Search code examples
performancealgorithmwolfram-mathematicabinbinning

Mathematica fast 2D binning algorithm


I am having some trouble developing a suitably fast binning algorithm in Mathematica. I have a large (~100k elements) data set of the form T={{x1,y1,z1},{x2,y2,z2},....} and I want to bin it into a 2D array of around 100x100 bins, with the bin value being given by the sum of the Z values that fall into each bin.

Currently I am iterating through each element of the table, using Select to pick out which bin it is supposed to be in based on lists of bin boundaries, and adding the z value to a list of values occupying that bin. At the end I map Total onto the list of bins, summing their contents (I do this because I sometimes want to do other things, like maximize).

I have tried using Gather and other such functions to do this but the above method was ridiculously faster, though perhaps I am using Gather poorly. Anyway It still takes a few minutes to do the sorting by my method and I feel like Mathematica can do better.
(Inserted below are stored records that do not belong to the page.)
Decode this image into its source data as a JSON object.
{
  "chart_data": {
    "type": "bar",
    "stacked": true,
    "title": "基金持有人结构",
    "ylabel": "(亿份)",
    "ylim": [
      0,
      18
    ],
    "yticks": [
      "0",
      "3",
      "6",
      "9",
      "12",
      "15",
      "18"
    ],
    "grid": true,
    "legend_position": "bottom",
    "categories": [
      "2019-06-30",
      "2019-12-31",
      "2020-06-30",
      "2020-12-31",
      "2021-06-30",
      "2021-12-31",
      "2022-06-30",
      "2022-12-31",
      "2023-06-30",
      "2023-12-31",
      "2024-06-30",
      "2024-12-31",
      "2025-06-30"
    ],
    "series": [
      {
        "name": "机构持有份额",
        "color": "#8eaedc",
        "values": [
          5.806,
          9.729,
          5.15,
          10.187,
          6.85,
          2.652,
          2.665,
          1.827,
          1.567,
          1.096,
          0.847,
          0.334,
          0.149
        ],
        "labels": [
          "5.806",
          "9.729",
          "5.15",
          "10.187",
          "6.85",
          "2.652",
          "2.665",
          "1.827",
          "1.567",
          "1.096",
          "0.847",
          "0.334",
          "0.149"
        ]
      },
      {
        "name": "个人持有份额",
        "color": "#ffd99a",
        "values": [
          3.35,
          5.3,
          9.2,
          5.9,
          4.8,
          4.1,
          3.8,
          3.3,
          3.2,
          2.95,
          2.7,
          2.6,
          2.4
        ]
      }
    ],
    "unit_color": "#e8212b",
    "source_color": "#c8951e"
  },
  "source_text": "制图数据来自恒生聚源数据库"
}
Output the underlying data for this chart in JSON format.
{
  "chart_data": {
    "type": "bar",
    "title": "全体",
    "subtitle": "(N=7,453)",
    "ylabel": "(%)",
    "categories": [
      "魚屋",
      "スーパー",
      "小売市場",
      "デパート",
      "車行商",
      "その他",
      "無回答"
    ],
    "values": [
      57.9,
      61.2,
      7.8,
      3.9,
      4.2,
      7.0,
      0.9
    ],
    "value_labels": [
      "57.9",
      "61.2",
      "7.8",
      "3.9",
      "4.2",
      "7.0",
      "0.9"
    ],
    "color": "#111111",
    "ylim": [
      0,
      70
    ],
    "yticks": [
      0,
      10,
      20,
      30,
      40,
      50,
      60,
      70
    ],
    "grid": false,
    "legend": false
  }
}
Does anyone have a nice efficient algorithm handy?


Solution

  • Here is a method based on Szabolcs's post that is about about an order of magnitude faster.

    data = RandomReal[5, {500000, 3}];
    (*500k values*)
    zvalues = data[[All, 3]];
    
    epsilon = 1*^-10;(*prevent 101 index*)
    (*rescale and round (x,y) coordinates to index pairs in the 1..100 range*)
    indexes = 1 + Floor[(1 - epsilon) 100 Rescale[data[[All, {1, 2}]]]];
    
    res2 = Module[{gb = GatherBy[Transpose[{indexes, zvalues}], First]}, 
        SparseArray[
         gb[[All, 1, 1]] -> 
          Total[gb[[All, All, 2]], {2}]]]; // AbsoluteTiming
    

    Gives about {2.012217, Null}

    AbsoluteTiming[
     System`SetSystemOptions[ 
      "SparseArrayOptions" -> {"TreatRepeatedEntries" -> 1}];
     res3 = SparseArray[indexes -> zvalues];
     System`SetSystemOptions[ 
      "SparseArrayOptions" -> {"TreatRepeatedEntries" -> 0}];
     ]
    

    Gives about {0.195228, Null}

    res3 == res2
    True
    

    "TreatRepeatedEntries" -> 1 adds duplicate positions up.